When selecting cameras for surveillance applications there is a third choice available. In addition to standard monochrome and colour there are ‘Day-Night’ cameras.
Day-Night cameras provide a colour picture when there is sufficient light to do so, normally during daylight hours. When light levels fall, the picture reverts to black and white, to take advantage of the inherently better sensitivity performance of monochrome cameras. Monochrome cameras typically require approximately 1/10 of the amount of light to make a useable picture, compared with a good quality colour camera.
The switching from colour to monochrome at dusk, or from mono to colour at dawn can either be automatic, using the camera itself as a light level meter or it can be controlled via an external photocell or a contact from suitable telemetry equipment. In order for colour cameras to reproduce colours accurately they are normally equipped with an infrared cut filter. This prevents infrared light getting onto the CCD imaging device.
Natural daylight is a mixture of both visible and infrared light. If a colour camera is exposed to infrared light, the image will be lighter than if it was producing it from the available visible light. Hence colours would appear whitened; red objects would appear pink. Grass, being reflective to infrared light, would appear a pale shade of green.
Not all Day/Night cameras are the same; there are three distinct types.
One does not have an infrared cut filter fitted. Digital or other signal processing is used to compensate and make colours look correct when in day mode. This type of camera has good sensitivity at night and can be used with infrared lighting.

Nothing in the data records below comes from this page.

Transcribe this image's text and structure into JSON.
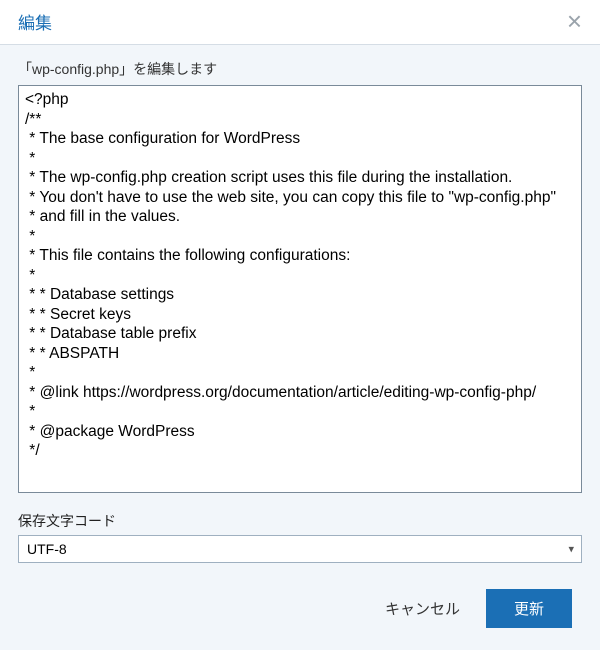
{
  "header": {
    "title": "編集",
    "close_icon": "×"
  },
  "body": {
    "instruction": "「wp-config.php」を編集します",
    "code_content": "<?php\n/**\n * The base configuration for WordPress\n *\n * The wp-config.php creation script uses this file during the installation.\n * You don't have to use the web site, you can copy this file to \"wp-config.php\"\n * and fill in the values.\n *\n * This file contains the following configurations:\n *\n * * Database settings\n * * Secret keys\n * * Database table prefix\n * * ABSPATH\n *\n * @link https://wordpress.org/documentation/article/editing-wp-config-php/\n *\n * @package WordPress\n */",
    "encoding_label": "保存文字コード",
    "encoding_value": "UTF-8"
  },
  "footer": {
    "cancel_label": "キャンセル",
    "update_label": "更新"
  }
}
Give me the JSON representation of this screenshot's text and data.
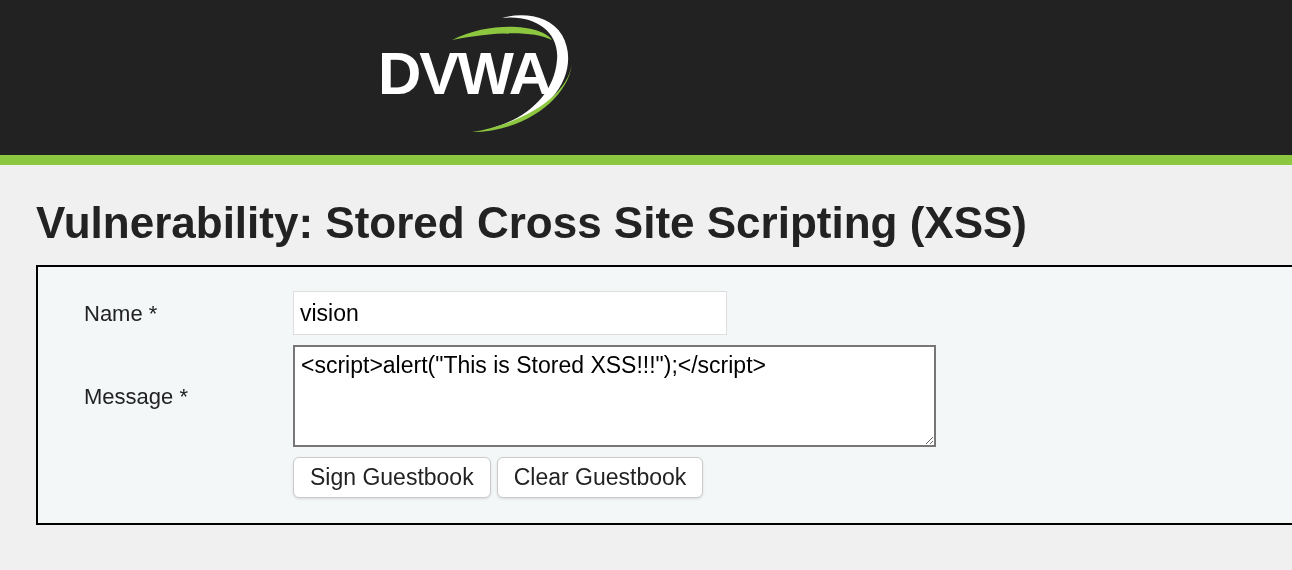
{
  "header": {
    "logo_text": "DVWA"
  },
  "title": "Vulnerability: Stored Cross Site Scripting (XSS)",
  "form": {
    "fields": [
      {
        "kind": "input",
        "label": "Name *",
        "value": "vision"
      },
      {
        "kind": "textarea",
        "label": "Message *",
        "value": "<script>alert(\"This is Stored XSS!!!\");</script>"
      }
    ],
    "buttons": [
      "Sign Guestbook",
      "Clear Guestbook"
    ]
  }
}
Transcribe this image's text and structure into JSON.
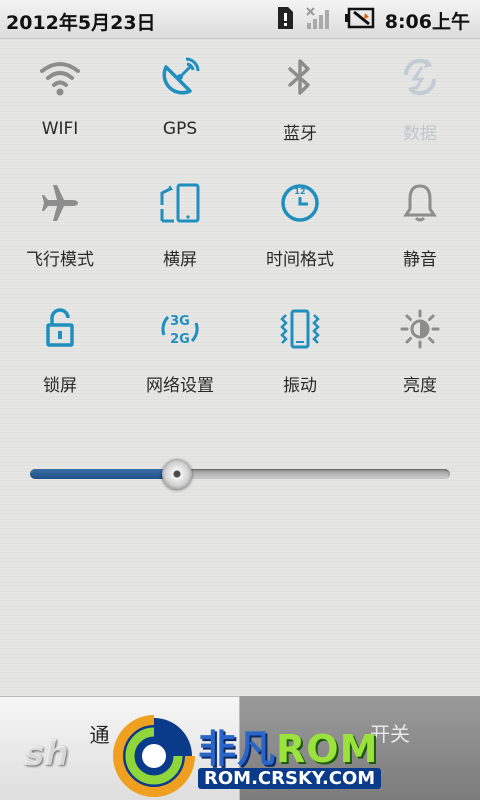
{
  "status_bar": {
    "date": "2012年5月23日",
    "time": "8:06",
    "ampm": "上午",
    "icons": [
      "sd-card-icon",
      "no-signal-icon",
      "battery-charging-icon"
    ]
  },
  "toggles": [
    {
      "label": "WIFI",
      "icon": "wifi-icon",
      "state": "off"
    },
    {
      "label": "GPS",
      "icon": "gps-icon",
      "state": "on"
    },
    {
      "label": "蓝牙",
      "icon": "bluetooth-icon",
      "state": "off"
    },
    {
      "label": "数据",
      "icon": "mobile-data-icon",
      "state": "disabled"
    },
    {
      "label": "飞行模式",
      "icon": "airplane-icon",
      "state": "off"
    },
    {
      "label": "横屏",
      "icon": "rotation-icon",
      "state": "on"
    },
    {
      "label": "时间格式",
      "icon": "clock-icon",
      "state": "on"
    },
    {
      "label": "静音",
      "icon": "bell-icon",
      "state": "off"
    },
    {
      "label": "锁屏",
      "icon": "lock-icon",
      "state": "on"
    },
    {
      "label": "网络设置",
      "icon": "network-3g-2g-icon",
      "state": "on"
    },
    {
      "label": "振动",
      "icon": "vibrate-icon",
      "state": "on"
    },
    {
      "label": "亮度",
      "icon": "brightness-icon",
      "state": "off"
    }
  ],
  "brightness": {
    "level": 0.33
  },
  "tabs": [
    {
      "label": "通"
    },
    {
      "label": "开关"
    }
  ],
  "watermark": {
    "sh": "sh",
    "title_a": "非凡",
    "title_b": "ROM",
    "url": "ROM.CRSKY.COM"
  },
  "colors": {
    "accent_on": "#1f8fc0",
    "icon_off": "#8a8a8a",
    "icon_disabled": "#c3ccd6",
    "slider_fill": "#2c5f97"
  }
}
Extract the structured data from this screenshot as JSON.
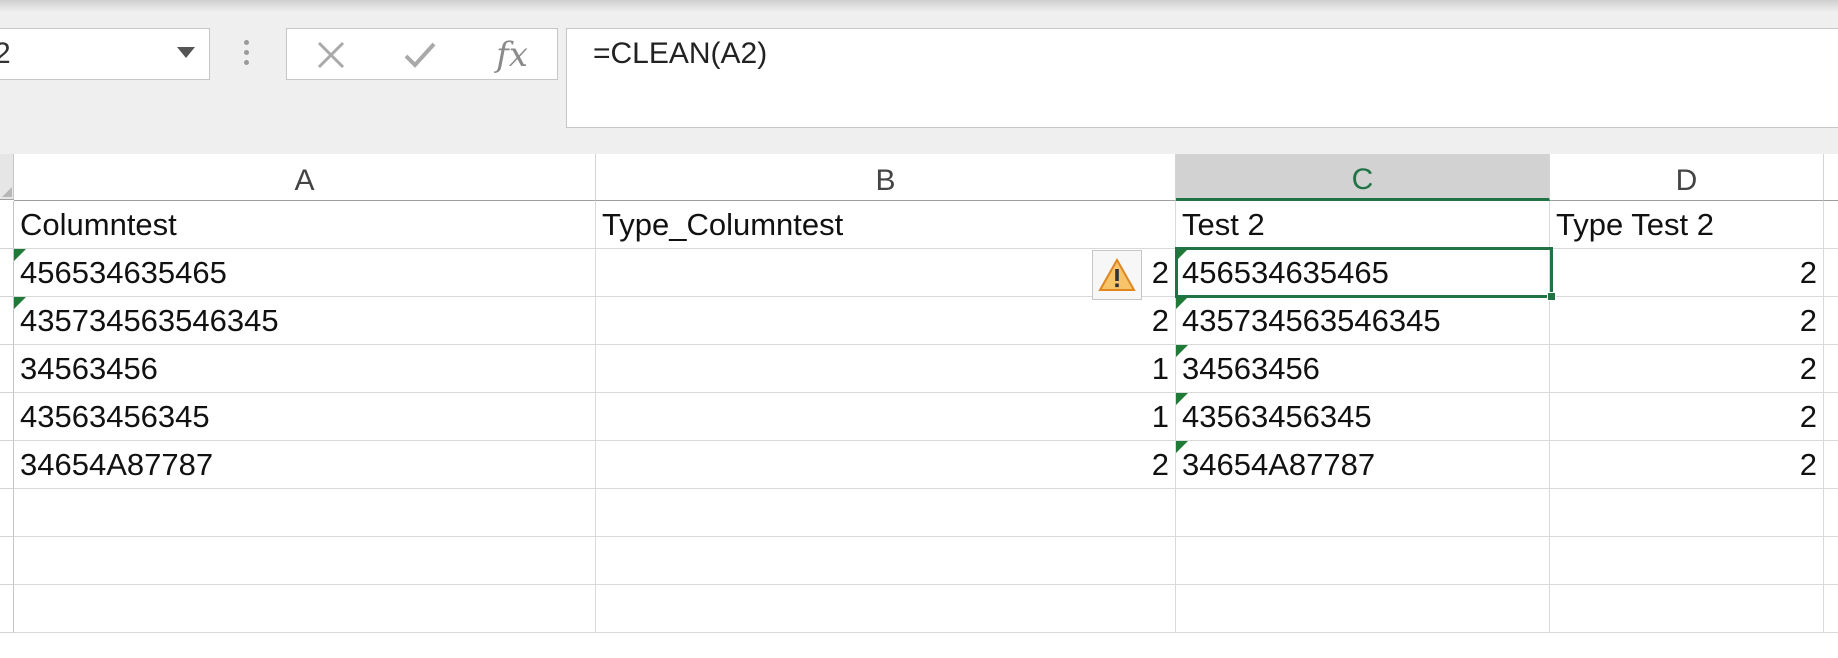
{
  "name_box": {
    "value": "2"
  },
  "formula_bar": {
    "cancel_icon": "x-icon",
    "enter_icon": "checkmark-icon",
    "function_label": "fx",
    "formula": "=CLEAN(A2)"
  },
  "columns": [
    {
      "label": "A"
    },
    {
      "label": "B"
    },
    {
      "label": "C",
      "active": true
    },
    {
      "label": "D"
    }
  ],
  "rows": [
    {
      "a": "Columntest",
      "b": "Type_Columntest",
      "c": "Test 2",
      "d": "Type Test 2"
    },
    {
      "a": "456534635465",
      "b": "2",
      "c": "456534635465",
      "d": "2"
    },
    {
      "a": "435734563546345",
      "b": "2",
      "c": "435734563546345",
      "d": "2"
    },
    {
      "a": "34563456",
      "b": "1",
      "c": "34563456",
      "d": "2"
    },
    {
      "a": "43563456345",
      "b": "1",
      "c": "43563456345",
      "d": "2"
    },
    {
      "a": "34654A87787",
      "b": "2",
      "c": "34654A87787",
      "d": "2"
    },
    {
      "a": "",
      "b": "",
      "c": "",
      "d": ""
    },
    {
      "a": "",
      "b": "",
      "c": "",
      "d": ""
    },
    {
      "a": "",
      "b": "",
      "c": "",
      "d": ""
    }
  ],
  "error_indicator": {
    "icon": "warning-icon",
    "color": "#f0a030"
  },
  "colors": {
    "accent": "#217346",
    "flag": "#1f7a37"
  }
}
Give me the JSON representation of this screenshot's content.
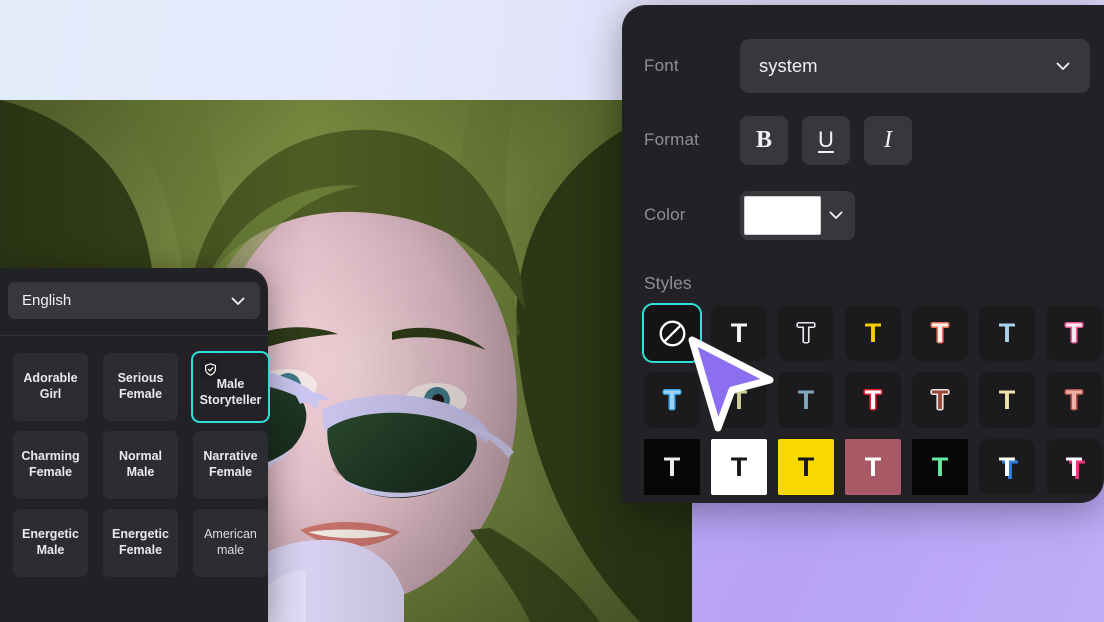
{
  "right_panel": {
    "font": {
      "label": "Font",
      "value": "system",
      "chevron_icon": "chevron-down-icon"
    },
    "format": {
      "label": "Format",
      "buttons": [
        {
          "name": "bold",
          "glyph": "B"
        },
        {
          "name": "underline",
          "glyph": "U"
        },
        {
          "name": "italic",
          "glyph": "I"
        }
      ]
    },
    "color": {
      "label": "Color",
      "value": "#ffffff",
      "chevron_icon": "chevron-down-icon"
    },
    "styles": {
      "label": "Styles",
      "selected_index": 0,
      "accent": "#2fe0d8",
      "tiles": [
        {
          "name": "no-style",
          "icon": "ban-icon",
          "tile_bg": "#141416",
          "fill": "#ffffff",
          "stroke": "",
          "shadow": "",
          "selected": true,
          "square": false
        },
        {
          "name": "plain-white",
          "glyph": "T",
          "tile_bg": "#1b1b1e",
          "fill": "#f4f4f6",
          "stroke": "",
          "shadow": "",
          "selected": false,
          "square": false
        },
        {
          "name": "outline-white",
          "glyph": "T",
          "tile_bg": "#1b1b1e",
          "fill": "#1b1b1e",
          "stroke": "#e9e9ee",
          "shadow": "",
          "selected": false,
          "square": false
        },
        {
          "name": "solid-yellow",
          "glyph": "T",
          "tile_bg": "#1b1b1e",
          "fill": "#f5cf00",
          "stroke": "",
          "shadow": "",
          "selected": false,
          "square": false
        },
        {
          "name": "white-coral-outline",
          "glyph": "T",
          "tile_bg": "#1b1b1e",
          "fill": "#fdf2ee",
          "stroke": "#e8705c",
          "shadow": "",
          "selected": false,
          "square": false
        },
        {
          "name": "light-blue",
          "glyph": "T",
          "tile_bg": "#1b1b1e",
          "fill": "#a9d2ef",
          "stroke": "",
          "shadow": "",
          "selected": false,
          "square": false
        },
        {
          "name": "white-pink-outline",
          "glyph": "T",
          "tile_bg": "#1b1b1e",
          "fill": "#fbe9f1",
          "stroke": "#ec5d95",
          "shadow": "",
          "selected": false,
          "square": false
        },
        {
          "name": "glow-blue",
          "glyph": "T",
          "tile_bg": "#1b1b1e",
          "fill": "#9ed4f7",
          "stroke": "#3aa3e8",
          "shadow": "",
          "selected": false,
          "square": false
        },
        {
          "name": "hidden-by-cursor",
          "glyph": "T",
          "tile_bg": "#1b1b1e",
          "fill": "#cfcf9a",
          "stroke": "",
          "shadow": "",
          "selected": false,
          "square": false
        },
        {
          "name": "steel-blue",
          "glyph": "T",
          "tile_bg": "#1b1b1e",
          "fill": "#7fa7bd",
          "stroke": "",
          "shadow": "",
          "selected": false,
          "square": false
        },
        {
          "name": "white-red-outline",
          "glyph": "T",
          "tile_bg": "#1b1b1e",
          "fill": "#ffffff",
          "stroke": "#ef1f36",
          "shadow": "",
          "selected": false,
          "square": false
        },
        {
          "name": "rust-white-outline",
          "glyph": "T",
          "tile_bg": "#1b1b1e",
          "fill": "#9c4a33",
          "stroke": "#e7e7ea",
          "shadow": "",
          "selected": false,
          "square": false
        },
        {
          "name": "cream",
          "glyph": "T",
          "tile_bg": "#1b1b1e",
          "fill": "#efe3ad",
          "stroke": "",
          "shadow": "",
          "selected": false,
          "square": false
        },
        {
          "name": "salmon-outline",
          "glyph": "T",
          "tile_bg": "#1b1b1e",
          "fill": "#eeb2ab",
          "stroke": "#b4524e",
          "shadow": "",
          "selected": false,
          "square": false
        },
        {
          "name": "black-bg-white-t",
          "glyph": "T",
          "tile_bg": "#070708",
          "fill": "#f2f2f4",
          "stroke": "",
          "shadow": "",
          "selected": false,
          "square": true
        },
        {
          "name": "white-bg-black-t",
          "glyph": "T",
          "tile_bg": "#ffffff",
          "fill": "#16161a",
          "stroke": "",
          "shadow": "",
          "selected": false,
          "square": true
        },
        {
          "name": "yellow-bg-black-t",
          "glyph": "T",
          "tile_bg": "#f7d800",
          "fill": "#16161a",
          "stroke": "",
          "shadow": "",
          "selected": false,
          "square": true
        },
        {
          "name": "mauve-bg-white-t",
          "glyph": "T",
          "tile_bg": "#a85965",
          "fill": "#ffffff",
          "stroke": "",
          "shadow": "",
          "selected": false,
          "square": true
        },
        {
          "name": "black-bg-green-t",
          "glyph": "T",
          "tile_bg": "#070708",
          "fill": "#67e8a0",
          "stroke": "",
          "shadow": "",
          "selected": false,
          "square": true
        },
        {
          "name": "white-blue-shadow",
          "glyph": "T",
          "tile_bg": "#1b1b1e",
          "fill": "#ffffff",
          "stroke": "",
          "shadow": "#2f7fe0",
          "selected": false,
          "square": false
        },
        {
          "name": "white-pink-shadow",
          "glyph": "T",
          "tile_bg": "#1b1b1e",
          "fill": "#ffffff",
          "stroke": "",
          "shadow": "#f0327e",
          "selected": false,
          "square": false
        }
      ]
    }
  },
  "left_panel": {
    "language": {
      "value": "English",
      "chevron_icon": "chevron-down-icon"
    },
    "voices": [
      {
        "name": "adorable-girl",
        "label": "Adorable Girl",
        "selected": false,
        "badge": false,
        "plain": false
      },
      {
        "name": "serious-female",
        "label": "Serious Female",
        "selected": false,
        "badge": false,
        "plain": false
      },
      {
        "name": "male-storyteller",
        "label": "Male Storyteller",
        "selected": true,
        "badge": true,
        "plain": true
      },
      {
        "name": "charming-female",
        "label": "Charming Female",
        "selected": false,
        "badge": false,
        "plain": false
      },
      {
        "name": "normal-male",
        "label": "Normal Male",
        "selected": false,
        "badge": false,
        "plain": false
      },
      {
        "name": "narrative-female",
        "label": "Narrative Female",
        "selected": false,
        "badge": false,
        "plain": false
      },
      {
        "name": "energetic-male",
        "label": "Energetic Male",
        "selected": false,
        "badge": false,
        "plain": false
      },
      {
        "name": "energetic-female",
        "label": "Energetic Female",
        "selected": false,
        "badge": false,
        "plain": false
      },
      {
        "name": "american-male",
        "label": "American male",
        "selected": false,
        "badge": false,
        "plain": true
      }
    ],
    "badge_icon": "shield-check-icon"
  },
  "cursor": {
    "icon": "arrow-pointer-cursor",
    "fill": "#8b6ff0",
    "outline": "#ffffff"
  }
}
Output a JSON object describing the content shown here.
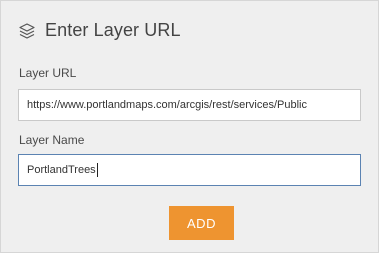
{
  "header": {
    "title": "Enter Layer URL",
    "icon": "layers-icon"
  },
  "url_field": {
    "label": "Layer URL",
    "value": "https://www.portlandmaps.com/arcgis/rest/services/Public"
  },
  "name_field": {
    "label": "Layer Name",
    "value": "PortlandTrees"
  },
  "actions": {
    "add_label": "ADD"
  },
  "colors": {
    "accent": "#ee9430",
    "focus_border": "#5b83b2",
    "panel_bg": "#efefef"
  }
}
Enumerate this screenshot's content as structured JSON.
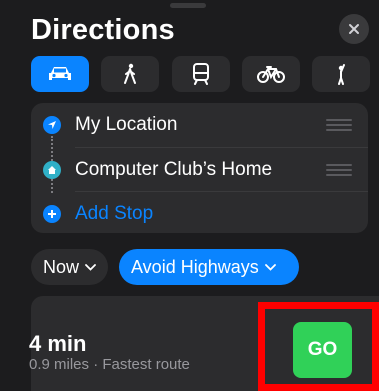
{
  "header": {
    "title": "Directions",
    "close_icon": "close-icon"
  },
  "transport_modes": [
    {
      "name": "drive",
      "icon": "car-icon",
      "selected": true
    },
    {
      "name": "walk",
      "icon": "walking-icon",
      "selected": false
    },
    {
      "name": "transit",
      "icon": "train-icon",
      "selected": false
    },
    {
      "name": "cycle",
      "icon": "bicycle-icon",
      "selected": false
    },
    {
      "name": "ride-share",
      "icon": "hailing-person-icon",
      "selected": false
    }
  ],
  "route": {
    "stops": [
      {
        "label": "My Location",
        "icon": "location-arrow-icon"
      },
      {
        "label": "Computer Club’s Home",
        "icon": "home-icon"
      }
    ],
    "add_stop_label": "Add Stop"
  },
  "options": {
    "time_label": "Now",
    "avoid_label": "Avoid Highways"
  },
  "result": {
    "eta": "4 min",
    "details": "0.9 miles · Fastest route",
    "go_label": "GO"
  },
  "colors": {
    "background": "#1c1c1e",
    "card": "#2c2c2e",
    "accent": "#0a84ff",
    "go": "#30d158",
    "highlight": "#ff0000"
  }
}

A second choice of Day/Night camera comes fitted with an infrared filter. This gives good colour rendition in daylight, however the camera is not as sensitive as a monochrome camera. The camera is not as sensitive to infrared and cannot be used with infrared illumination. If lighting is required, which is likely given the cameras reduced sensitivity; only visible lighting can be used.
Clearly, it would be appropriate if the infrared filter was in the optical path during daylight to give good colour rendition. It would also be best if there was no filter in place at night so that the camera is as sensitive as a normal monochrome camera, therefore it would be sensitive to infrared light, enabling overt or semi-covert surveillance.
Finally, there are Day-Night cameras, for instance the VCP501 Zoom camera from Videcon, which physically move an infrared cut filter in and out of the optical path to give true colour rendition in daylight, and low light and infrared sensitivity at night.
Because of there different wavelengths, infrared and visible light focuses at different points behind the lens. It is often a problem achieving a sharp image in both day and night modes. When using a standard auto-iris lens on a Day-Night camera, always perform the back focussing at the lowest light levels when depth of field is at a minimum.